Czytam dużo i właściwie wszystko, dlatego też dużo wymagam. Lubię powieści logiczne, dobrze przemyślane i takie, które pozwalają oderwać myśli od rzeczywistości. Daniel Komorowski swoim "Szklarzem" wstrzelił się idealnie, ale też zaskoczył mnie solidnie, ponieważ wyrwał dla siebie kawałek tortu, którego mało kto ruszał. I bynajmniej nie był on niestrawny! Ba! Rzekłabym, że był smakowity dla czytelników szukających mocnych wrażeń.

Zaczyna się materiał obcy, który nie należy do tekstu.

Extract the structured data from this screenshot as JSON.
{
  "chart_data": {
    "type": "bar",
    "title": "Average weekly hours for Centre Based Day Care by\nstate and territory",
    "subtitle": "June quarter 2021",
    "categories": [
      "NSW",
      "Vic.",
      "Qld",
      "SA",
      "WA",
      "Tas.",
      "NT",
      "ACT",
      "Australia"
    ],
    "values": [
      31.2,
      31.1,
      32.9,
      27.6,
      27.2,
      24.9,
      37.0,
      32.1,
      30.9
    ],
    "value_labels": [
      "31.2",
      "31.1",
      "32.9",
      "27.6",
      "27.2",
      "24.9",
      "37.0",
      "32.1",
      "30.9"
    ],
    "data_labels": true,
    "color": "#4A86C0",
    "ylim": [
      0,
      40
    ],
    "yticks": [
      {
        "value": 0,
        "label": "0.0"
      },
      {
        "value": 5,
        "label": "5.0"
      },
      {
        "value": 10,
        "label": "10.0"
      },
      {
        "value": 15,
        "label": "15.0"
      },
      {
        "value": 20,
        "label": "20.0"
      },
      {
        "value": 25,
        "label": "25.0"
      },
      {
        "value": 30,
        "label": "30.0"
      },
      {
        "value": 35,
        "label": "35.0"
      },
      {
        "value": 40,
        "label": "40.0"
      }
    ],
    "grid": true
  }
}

W bliżej nieokreślonej miejscowości dochodzi do brutalnego morderstwa. Miejscowy dziennikarz, dzięki łamigłówce zostawionej mu na wycieraczce, odnajduje zwłoki młodego mężczyzny. Dzięki materiałom zebranym na miejscu zbrodni, udaje mu się napisać reportaż niemal doskonały, co daje mu rozgłos i szacunek wśród kolegów i koleżanek po piórze. Szybko okazuje się jednak, że Adam Labuda znajduje przed drzwiami mieszkania kolejne wskazówki, a ciał zmasakrowanych przez opętanego żądzą krwi mordercę przybywa.

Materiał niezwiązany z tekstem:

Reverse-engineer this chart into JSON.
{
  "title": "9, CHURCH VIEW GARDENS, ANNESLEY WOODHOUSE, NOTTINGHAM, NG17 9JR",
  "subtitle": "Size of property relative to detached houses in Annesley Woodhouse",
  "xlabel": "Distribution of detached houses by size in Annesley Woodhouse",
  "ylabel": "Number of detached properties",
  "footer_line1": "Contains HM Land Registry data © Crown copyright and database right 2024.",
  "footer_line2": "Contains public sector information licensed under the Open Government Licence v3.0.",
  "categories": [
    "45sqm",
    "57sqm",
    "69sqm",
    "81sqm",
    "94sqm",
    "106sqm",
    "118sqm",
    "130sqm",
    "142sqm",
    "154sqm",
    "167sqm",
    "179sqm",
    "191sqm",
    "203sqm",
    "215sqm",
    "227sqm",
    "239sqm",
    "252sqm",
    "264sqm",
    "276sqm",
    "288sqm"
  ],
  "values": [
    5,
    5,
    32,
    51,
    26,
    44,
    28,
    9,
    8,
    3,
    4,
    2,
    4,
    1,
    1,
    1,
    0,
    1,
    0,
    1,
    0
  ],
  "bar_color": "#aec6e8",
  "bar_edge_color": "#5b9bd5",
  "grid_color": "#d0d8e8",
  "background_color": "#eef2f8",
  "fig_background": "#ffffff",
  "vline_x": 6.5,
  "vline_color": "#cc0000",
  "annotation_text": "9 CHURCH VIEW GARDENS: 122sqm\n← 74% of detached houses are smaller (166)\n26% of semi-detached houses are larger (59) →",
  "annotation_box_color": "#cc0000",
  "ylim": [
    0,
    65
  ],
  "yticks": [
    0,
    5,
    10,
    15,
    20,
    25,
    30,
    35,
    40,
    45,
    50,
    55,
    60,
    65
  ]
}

To była wartka niczym strumień opowieść złożona ze zła w czystej, nieskażonej postaci. Trup, unurzany w posoce ściele się gęsto. Brutalność i okrucieństwo kładzie się cieniem na dawno zadane pytanie: czy człowiek bardzo różni się od zwierząt? A wiara w ludzkość zostaje zachwiana dość mocno. Wszystko to w kilkuset stronach mocnej, kryminalnej powieści, która nie dość, że trzyma w napięciu, to jeszcze zaskakuje pomysłem.

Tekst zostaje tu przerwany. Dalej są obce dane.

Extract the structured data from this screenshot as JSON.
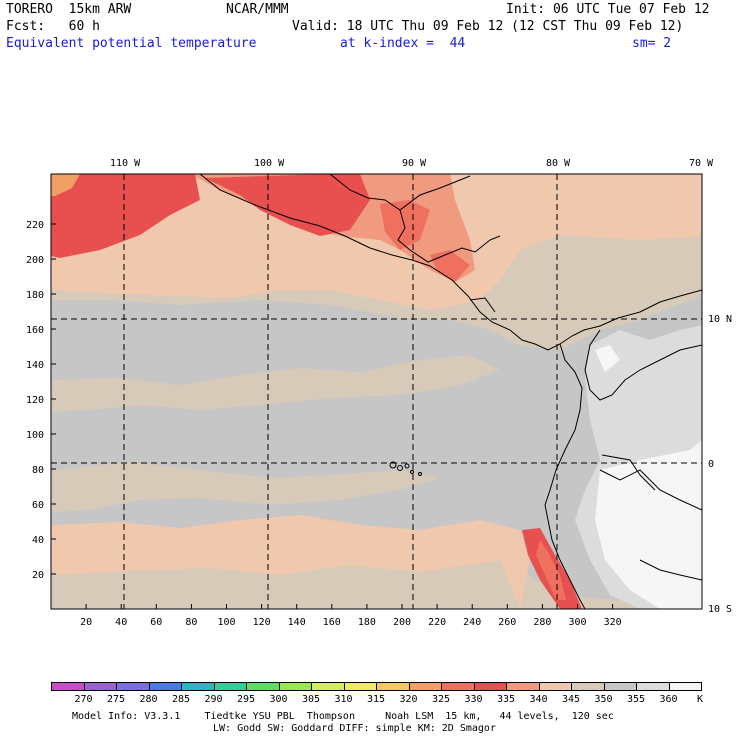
{
  "header": {
    "model": "TORERO  15km ARW",
    "center": "NCAR/MMM",
    "init": "Init: 06 UTC Tue 07 Feb 12",
    "fcst": "Fcst:   60 h",
    "valid": "Valid: 18 UTC Thu 09 Feb 12 (12 CST Thu 09 Feb 12)",
    "field": "Equivalent potential temperature",
    "level": "at k-index =  44",
    "smooth": "sm= 2"
  },
  "map": {
    "lon_labels": [
      "110 W",
      "100 W",
      "90 W",
      "80 W",
      "70 W"
    ],
    "lat_labels": [
      "10 N",
      "0",
      "10 S"
    ],
    "y_grid_labels": [
      "220",
      "200",
      "180",
      "160",
      "140",
      "120",
      "100",
      "80",
      "60",
      "40",
      "20"
    ],
    "x_grid_labels": [
      "20",
      "40",
      "60",
      "80",
      "100",
      "120",
      "140",
      "160",
      "180",
      "200",
      "220",
      "240",
      "260",
      "280",
      "300",
      "320"
    ]
  },
  "colorbar": {
    "labels": [
      "270",
      "275",
      "280",
      "285",
      "290",
      "295",
      "300",
      "305",
      "310",
      "315",
      "320",
      "325",
      "330",
      "335",
      "340",
      "345",
      "350",
      "355",
      "360"
    ],
    "unit": "K",
    "colors": [
      "#c84ec8",
      "#9b63d2",
      "#7a6ee0",
      "#4a7ae6",
      "#28b8c0",
      "#2ad29a",
      "#5edc64",
      "#9ce650",
      "#d2ee58",
      "#f2ea5a",
      "#f2c864",
      "#f0a064",
      "#f07060",
      "#e85050",
      "#f09a80",
      "#f0c8ae",
      "#d8cab8",
      "#c6c6c6",
      "#dcdcdc",
      "#f6f6f6"
    ]
  },
  "footer": {
    "line1": "Model Info: V3.3.1    Tiedtke YSU PBL  Thompson     Noah LSM  15 km,   44 levels,  120 sec",
    "line2": "LW: Godd SW: Goddard DIFF: simple KM: 2D Smagor"
  }
}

Nie znajdziecie tu elementów, które krok po kroku doprowadzą Was do mordercy. Tu trzeba trochę pomyśleć i wyjść poza schemat. I choć przyznać się muszę, że szybko zorientowałam się kim jest morderca, to jednak nie do końca miałam rację. I więcej zdradzać nie będę, żeby nie odbierać Wam radości z powolnego odkrywania kart.
Świeża, trudna i niewygodna w odbiorze to lektura, ale niesie ze sobą ogromną nadzieję na to, że kryminały i thrillery wkraczają właśnie na nową, interesująca ścieżkę! Czekam na tom drugi z wypiekami!